Bye-Bye southern beaches
Unfortunately, the time to leave that place came quickly. I still had to cross the deserted hills area and believe me: you don’t want to drive on a mountain road alone, at dark without a single light or village in miles.
I was low fuel and it was getting dark, but I made it through the mountains just before sunset.
Not that the National road felt much safer at night: apart from the aforementioned procession blocking the road, there was no public illumination at all. I was riding towards Naypyidaw in the dark, in constant company of a bunch of scooters that seemed to be present at any hour of the day. Almost none of them had lights and was barely visible. On the other hand, the left side of the road was invaded by trucks equipped with the most bizarre lights: green, red or blue leds, blinking rear lights, Christmas-tree lights on the bumper seemed to be a common replacement for the normal running lights.

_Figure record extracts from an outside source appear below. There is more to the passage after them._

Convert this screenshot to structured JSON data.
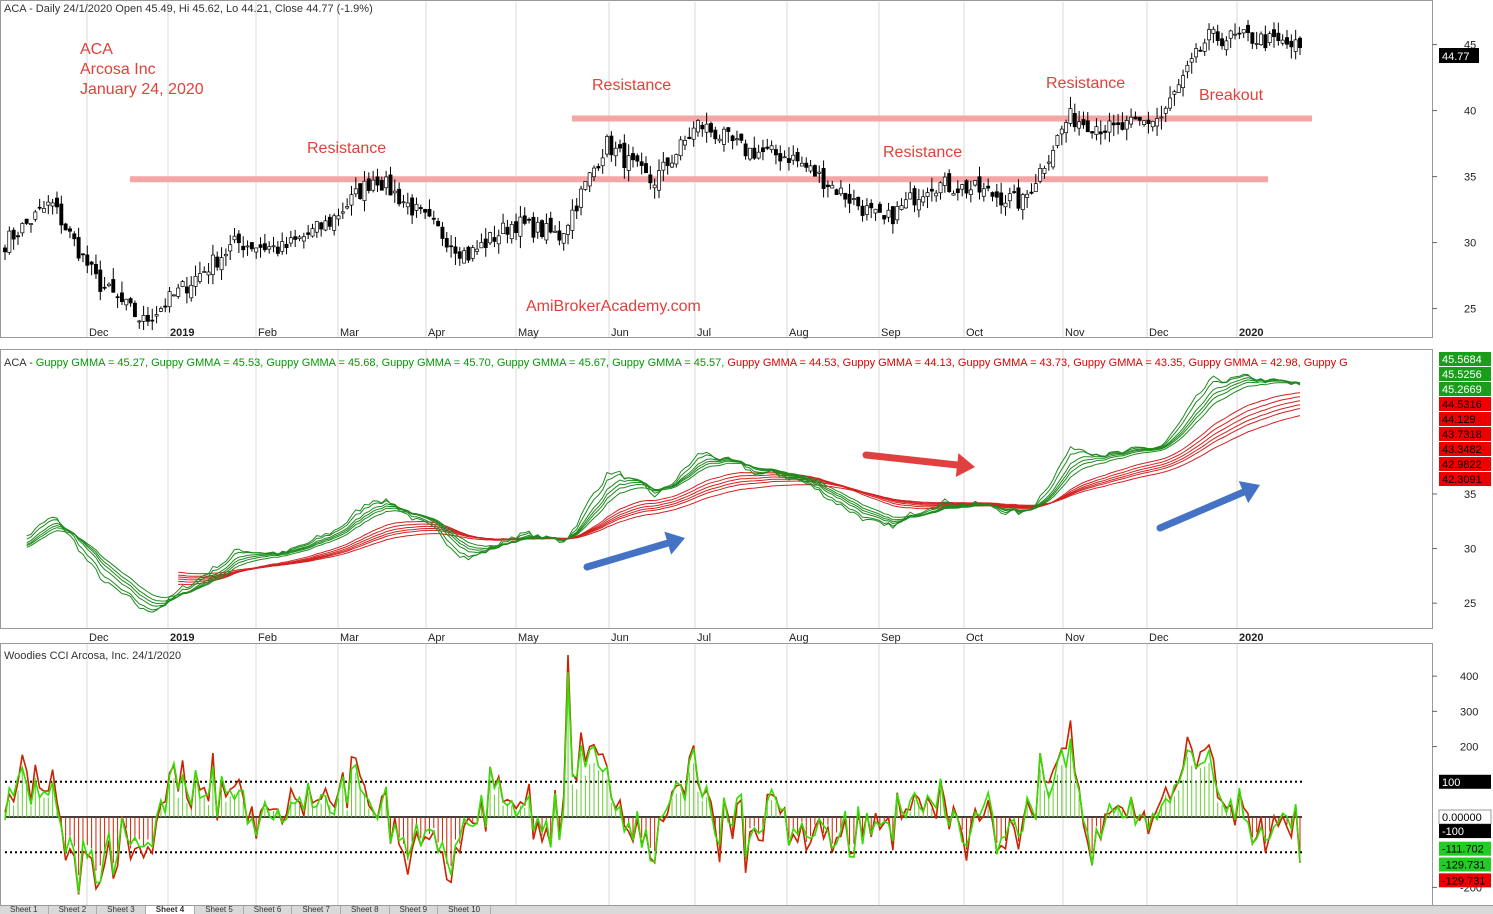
{
  "panes": {
    "price": {
      "title": "ACA - Daily 24/1/2020 Open 45.49, Hi 45.62, Lo 44.21, Close 44.77 (-1.9%)",
      "price_tag": "44.77",
      "y_ticks": [
        "45",
        "40",
        "35",
        "30",
        "25"
      ]
    },
    "gmma": {
      "title_prefix": "ACA - ",
      "legend": [
        {
          "text": "Guppy GMMA = 45.27,",
          "color": "#009900"
        },
        {
          "text": "Guppy GMMA = 45.53,",
          "color": "#009900"
        },
        {
          "text": "Guppy GMMA = 45.68,",
          "color": "#009900"
        },
        {
          "text": "Guppy GMMA = 45.70,",
          "color": "#009900"
        },
        {
          "text": "Guppy GMMA = 45.67,",
          "color": "#009900"
        },
        {
          "text": "Guppy GMMA = 45.57,",
          "color": "#009900"
        },
        {
          "text": "Guppy GMMA = 44.53,",
          "color": "#dd0000"
        },
        {
          "text": "Guppy GMMA = 44.13,",
          "color": "#dd0000"
        },
        {
          "text": "Guppy GMMA = 43.73,",
          "color": "#dd0000"
        },
        {
          "text": "Guppy GMMA = 43.35,",
          "color": "#dd0000"
        },
        {
          "text": "Guppy GMMA = 42.98,",
          "color": "#dd0000"
        },
        {
          "text": "Guppy G",
          "color": "#dd0000"
        }
      ],
      "tags": [
        {
          "text": "45.5684",
          "bg": "#1a9e1a"
        },
        {
          "text": "45.5256",
          "bg": "#1a9e1a"
        },
        {
          "text": "45.2669",
          "bg": "#1a9e1a"
        },
        {
          "text": "44.5316",
          "bg": "#ee0000"
        },
        {
          "text": "44.129",
          "bg": "#ee0000"
        },
        {
          "text": "43.7318",
          "bg": "#ee0000"
        },
        {
          "text": "43.3482",
          "bg": "#ee0000"
        },
        {
          "text": "42.9822",
          "bg": "#ee0000"
        },
        {
          "text": "42.3091",
          "bg": "#ee0000"
        }
      ],
      "y_ticks": [
        "35",
        "30",
        "25"
      ]
    },
    "cci": {
      "title": "Woodies CCI  Arcosa, Inc. 24/1/2020",
      "y_ticks": [
        "400",
        "300",
        "200",
        "-200"
      ],
      "tags": [
        {
          "text": "100",
          "bg": "#000000",
          "fg": "#ffffff",
          "v": 100
        },
        {
          "text": "0.00000",
          "bg": "#ffffff",
          "fg": "#000000",
          "v": 0
        },
        {
          "text": "-100",
          "bg": "#000000",
          "fg": "#ffffff",
          "v": -40
        },
        {
          "text": "-111.702",
          "bg": "#22cc22",
          "fg": "#000000",
          "v": -90
        },
        {
          "text": "-129.731",
          "bg": "#22cc22",
          "fg": "#000000",
          "v": -135
        },
        {
          "text": "-129.731",
          "bg": "#ee0000",
          "fg": "#000000",
          "v": -180
        }
      ]
    }
  },
  "months": [
    "Dec",
    "2019",
    "Feb",
    "Mar",
    "Apr",
    "May",
    "Jun",
    "Jul",
    "Aug",
    "Sep",
    "Oct",
    "Nov",
    "Dec",
    "2020"
  ],
  "annotations": {
    "symbol": "ACA",
    "company": "Arcosa Inc",
    "date": "January 24, 2020",
    "resistance_1": "Resistance",
    "resistance_2": "Resistance",
    "resistance_3": "Resistance",
    "resistance_4": "Resistance",
    "breakout": "Breakout",
    "watermark": "AmiBrokerAcademy.com"
  },
  "sheet_tabs": [
    "Sheet 1",
    "Sheet 2",
    "Sheet 3",
    "Sheet 4",
    "Sheet 5",
    "Sheet 6",
    "Sheet 7",
    "Sheet 8",
    "Sheet 9",
    "Sheet 10"
  ],
  "colors": {
    "bg": "#ffffff",
    "grid": "#d9d9d9",
    "resistance_line": "#f4a6a6",
    "annotation_text": "#e0413a",
    "gmma_short": "#1e8a1e",
    "gmma_long": "#d42020",
    "cci_histogram": "#66cc33",
    "cci_line_green": "#33dd00",
    "cci_line_red": "#cc2200",
    "arrow_blue": "#4472c4",
    "arrow_red": "#e04040"
  },
  "chart_data": [
    {
      "type": "candlestick",
      "title": "ACA - Daily 24/1/2020 Open 45.49, Hi 45.62, Lo 44.21, Close 44.77 (-1.9%)",
      "x_period": [
        "2018-11",
        "2020-01"
      ],
      "ylim": [
        23,
        48
      ],
      "last": {
        "open": 45.49,
        "high": 45.62,
        "low": 44.21,
        "close": 44.77
      },
      "close_path": [
        {
          "x": "2018-11",
          "y": 30
        },
        {
          "x": "2018-11",
          "y": 33
        },
        {
          "x": "2018-12",
          "y": 27
        },
        {
          "x": "2018-12",
          "y": 24
        },
        {
          "x": "2019-01",
          "y": 27
        },
        {
          "x": "2019-01",
          "y": 30
        },
        {
          "x": "2019-02",
          "y": 29.5
        },
        {
          "x": "2019-02",
          "y": 31.5
        },
        {
          "x": "2019-03",
          "y": 35
        },
        {
          "x": "2019-03",
          "y": 32
        },
        {
          "x": "2019-04",
          "y": 29
        },
        {
          "x": "2019-04",
          "y": 31.5
        },
        {
          "x": "2019-05",
          "y": 30.5
        },
        {
          "x": "2019-05",
          "y": 37.5
        },
        {
          "x": "2019-06",
          "y": 34.5
        },
        {
          "x": "2019-06",
          "y": 39
        },
        {
          "x": "2019-07",
          "y": 37
        },
        {
          "x": "2019-07",
          "y": 36.5
        },
        {
          "x": "2019-08",
          "y": 34
        },
        {
          "x": "2019-08",
          "y": 31.5
        },
        {
          "x": "2019-09",
          "y": 34.5
        },
        {
          "x": "2019-10",
          "y": 34
        },
        {
          "x": "2019-10",
          "y": 33
        },
        {
          "x": "2019-11",
          "y": 39.5
        },
        {
          "x": "2019-11",
          "y": 38.5
        },
        {
          "x": "2019-12",
          "y": 39.5
        },
        {
          "x": "2019-12",
          "y": 45.5
        },
        {
          "x": "2020-01",
          "y": 45.5
        },
        {
          "x": "2020-01",
          "y": 44.77
        }
      ],
      "annotations": [
        {
          "text": "Resistance",
          "y": 35
        },
        {
          "text": "Resistance",
          "y": 39.5
        },
        {
          "text": "Resistance",
          "y": 35
        },
        {
          "text": "Resistance",
          "y": 39.5
        },
        {
          "text": "Breakout",
          "y": 39.5
        }
      ],
      "horizontal_lines": [
        {
          "name": "Resistance",
          "y": 34.8
        },
        {
          "name": "Resistance",
          "y": 39.4
        }
      ]
    },
    {
      "type": "line",
      "title": "Guppy GMMA",
      "ylim": [
        23,
        48
      ],
      "series": [
        {
          "name": "Guppy GMMA short",
          "color": "#1e8a1e",
          "last_values": [
            45.5684,
            45.5256,
            45.2669
          ]
        },
        {
          "name": "Guppy GMMA long",
          "color": "#d42020",
          "last_values": [
            44.5316,
            44.129,
            43.7318,
            43.3482,
            42.9822,
            42.3091
          ]
        }
      ]
    },
    {
      "type": "line",
      "title": "Woodies CCI  Arcosa, Inc. 24/1/2020",
      "ylim": [
        -250,
        480
      ],
      "levels": [
        100,
        0,
        -100
      ],
      "peak": 460,
      "last": [
        -111.702,
        -129.731
      ]
    }
  ]
}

That night I decided to change my plan of visiting the Golden Rock and the southern beaches: with just a few days left it would have been almost impossible driving there then back. It looked like I kept on underestimating the fact Myanmar is a large country. I finally decided to head back to Mandalay and flying to one of the most popular sea places in Myanmar: Ngapali.
Ngapali
Ngapali is a village on the west coast. I read more than once a urban legend that claims Ngapali was named by a nostalgic Italian who moved there and decided to make it sound like his hometown: Napoli.
Legend or not, Ngapali seemed to be a place that was almost unknown and undeveloped up to ten years before. A lady who went there at that time told me the only road running along the beach was unpaved, the airport was just a sheet metal building and a bare airstrip in the forest. Very few hotels and two fishermen villages were the only sings of human presence.

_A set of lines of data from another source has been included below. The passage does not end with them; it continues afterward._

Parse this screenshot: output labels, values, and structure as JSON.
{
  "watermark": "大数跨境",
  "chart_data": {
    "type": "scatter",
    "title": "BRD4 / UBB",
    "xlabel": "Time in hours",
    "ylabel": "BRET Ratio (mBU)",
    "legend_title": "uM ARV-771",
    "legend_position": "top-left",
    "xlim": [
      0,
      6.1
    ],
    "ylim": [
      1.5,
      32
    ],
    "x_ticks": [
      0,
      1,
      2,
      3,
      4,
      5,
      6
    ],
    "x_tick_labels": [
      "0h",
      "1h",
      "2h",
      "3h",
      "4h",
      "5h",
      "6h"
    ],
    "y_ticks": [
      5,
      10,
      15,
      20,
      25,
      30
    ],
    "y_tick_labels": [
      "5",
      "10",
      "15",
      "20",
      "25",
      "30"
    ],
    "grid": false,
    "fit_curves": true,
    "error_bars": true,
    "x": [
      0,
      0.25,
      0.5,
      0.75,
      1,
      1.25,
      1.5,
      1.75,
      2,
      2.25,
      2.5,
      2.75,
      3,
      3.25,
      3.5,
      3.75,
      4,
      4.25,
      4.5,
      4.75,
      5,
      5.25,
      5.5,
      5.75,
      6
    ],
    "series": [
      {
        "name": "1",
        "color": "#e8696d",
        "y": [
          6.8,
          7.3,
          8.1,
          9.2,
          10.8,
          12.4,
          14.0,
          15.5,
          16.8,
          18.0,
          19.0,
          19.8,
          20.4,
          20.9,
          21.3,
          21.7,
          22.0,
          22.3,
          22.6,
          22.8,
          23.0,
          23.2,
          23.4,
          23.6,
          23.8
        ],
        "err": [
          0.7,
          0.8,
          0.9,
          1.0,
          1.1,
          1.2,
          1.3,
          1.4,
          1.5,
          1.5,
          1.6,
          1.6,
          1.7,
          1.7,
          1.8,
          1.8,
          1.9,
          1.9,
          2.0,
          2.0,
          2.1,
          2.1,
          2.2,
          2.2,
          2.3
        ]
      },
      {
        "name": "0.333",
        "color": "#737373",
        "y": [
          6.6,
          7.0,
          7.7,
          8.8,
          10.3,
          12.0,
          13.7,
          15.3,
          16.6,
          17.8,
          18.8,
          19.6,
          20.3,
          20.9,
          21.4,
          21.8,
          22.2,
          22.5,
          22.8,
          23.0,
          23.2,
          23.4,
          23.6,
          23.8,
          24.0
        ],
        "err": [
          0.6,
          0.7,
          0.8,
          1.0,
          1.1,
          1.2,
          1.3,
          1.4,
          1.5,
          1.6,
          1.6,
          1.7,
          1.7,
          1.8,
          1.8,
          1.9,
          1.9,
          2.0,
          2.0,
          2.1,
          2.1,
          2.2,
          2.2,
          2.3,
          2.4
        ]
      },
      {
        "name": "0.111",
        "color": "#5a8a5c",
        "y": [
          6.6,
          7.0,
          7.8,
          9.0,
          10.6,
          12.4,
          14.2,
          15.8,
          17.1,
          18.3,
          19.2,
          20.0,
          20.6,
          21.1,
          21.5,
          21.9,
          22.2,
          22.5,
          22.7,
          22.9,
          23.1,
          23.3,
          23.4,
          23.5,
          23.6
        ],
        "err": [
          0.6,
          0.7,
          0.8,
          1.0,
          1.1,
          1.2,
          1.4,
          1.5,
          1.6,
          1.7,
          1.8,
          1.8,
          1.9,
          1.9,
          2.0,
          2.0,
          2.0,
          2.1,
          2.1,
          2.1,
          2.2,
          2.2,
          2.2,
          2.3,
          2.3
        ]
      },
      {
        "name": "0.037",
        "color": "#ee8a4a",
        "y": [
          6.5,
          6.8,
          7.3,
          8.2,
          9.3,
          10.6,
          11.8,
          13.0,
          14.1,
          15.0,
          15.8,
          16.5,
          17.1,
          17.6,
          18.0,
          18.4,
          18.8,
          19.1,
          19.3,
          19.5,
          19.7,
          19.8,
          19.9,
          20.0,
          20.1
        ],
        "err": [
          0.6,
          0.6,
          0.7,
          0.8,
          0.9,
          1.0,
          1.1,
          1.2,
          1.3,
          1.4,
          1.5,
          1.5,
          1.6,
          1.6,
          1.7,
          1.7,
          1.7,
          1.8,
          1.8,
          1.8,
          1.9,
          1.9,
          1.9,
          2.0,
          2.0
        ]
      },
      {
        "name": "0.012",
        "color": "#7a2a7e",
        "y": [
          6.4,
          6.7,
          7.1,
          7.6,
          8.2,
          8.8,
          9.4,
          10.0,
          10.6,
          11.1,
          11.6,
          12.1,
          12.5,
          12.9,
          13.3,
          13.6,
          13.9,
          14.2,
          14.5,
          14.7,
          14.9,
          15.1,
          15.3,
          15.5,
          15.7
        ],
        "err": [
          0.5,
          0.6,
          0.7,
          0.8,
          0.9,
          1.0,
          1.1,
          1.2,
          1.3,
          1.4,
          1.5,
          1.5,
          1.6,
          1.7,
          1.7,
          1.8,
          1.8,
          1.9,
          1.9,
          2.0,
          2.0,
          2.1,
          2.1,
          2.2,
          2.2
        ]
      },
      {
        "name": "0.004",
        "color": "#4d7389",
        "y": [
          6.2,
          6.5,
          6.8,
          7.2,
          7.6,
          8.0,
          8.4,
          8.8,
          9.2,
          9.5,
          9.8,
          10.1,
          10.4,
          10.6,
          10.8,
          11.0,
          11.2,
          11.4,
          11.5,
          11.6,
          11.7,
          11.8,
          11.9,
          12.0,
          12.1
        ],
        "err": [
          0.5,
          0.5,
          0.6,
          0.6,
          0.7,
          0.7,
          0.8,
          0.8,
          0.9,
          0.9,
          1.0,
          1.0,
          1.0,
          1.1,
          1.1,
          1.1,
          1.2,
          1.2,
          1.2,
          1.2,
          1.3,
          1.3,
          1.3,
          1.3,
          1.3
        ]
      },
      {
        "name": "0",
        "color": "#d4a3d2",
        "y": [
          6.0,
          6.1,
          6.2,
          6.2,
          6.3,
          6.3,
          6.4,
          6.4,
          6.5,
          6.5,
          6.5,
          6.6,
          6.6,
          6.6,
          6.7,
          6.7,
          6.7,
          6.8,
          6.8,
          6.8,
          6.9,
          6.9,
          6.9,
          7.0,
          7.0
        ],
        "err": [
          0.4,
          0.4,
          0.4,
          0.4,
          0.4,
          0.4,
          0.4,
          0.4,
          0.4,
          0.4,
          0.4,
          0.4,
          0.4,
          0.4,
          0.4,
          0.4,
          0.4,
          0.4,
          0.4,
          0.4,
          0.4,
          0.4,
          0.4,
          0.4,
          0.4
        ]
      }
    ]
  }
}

Since those times, things seemed to have evolved. By the only road connecting the two fishermen villages, you could find small hotels and family run restaurants, one after another. The dimension was not yet the one of mass tourism: the place seemed to resist to its inevitable corruption – even the fishermen villages, located some km out of the restaurants and hostels area – seemed to have lost nothing of their original soul. I asked myself how long this would have lasted and what would I find if I was to come back in a decade.

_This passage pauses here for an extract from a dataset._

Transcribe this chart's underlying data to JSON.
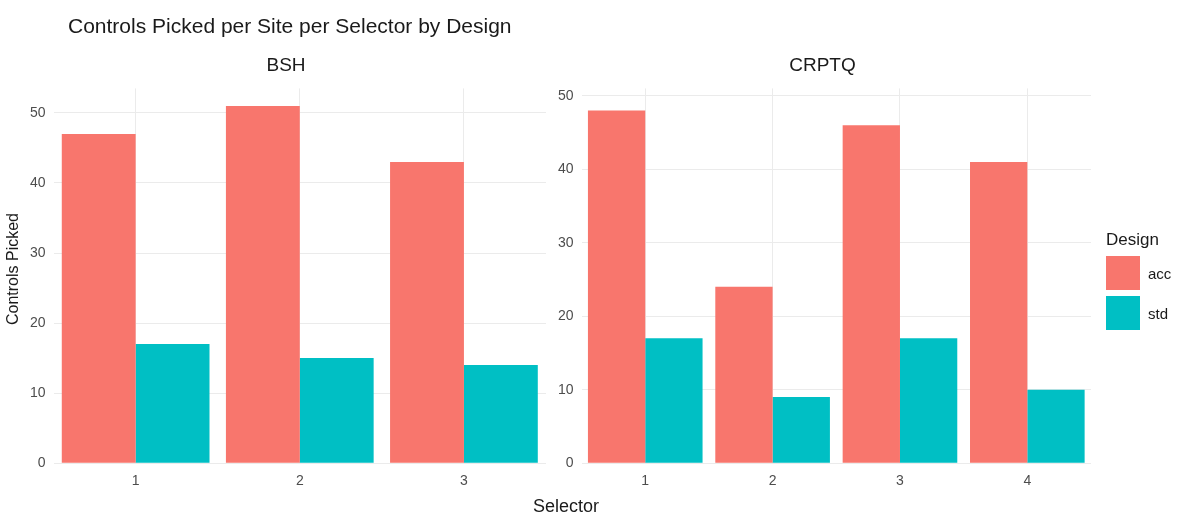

The beach in front of the hotel was just one of the many you could visit going north or south. No crowds, loud music or bars, just a large and empty beach with some free umbrellas and chairs and an amazing view of the ocean, especially at sunset, when all fishermen were coming back, parking their boats by the beach and unloading their baskets full of mackerels and other kind of fishes.
The one of chosing Ngapali for a relaxing end of my journey was a lucky choice. Despite being considered “touristic”, everything seemed to be easy, relaxed and friendly at Ngapali, exactly as it felt in the rest of the country.
I have to agree with my friend: Myanmar was a great place to be. For its beauties, its golden temples, its nature and especially for its nice and authentic people and its quiet and relaxed atmosphere.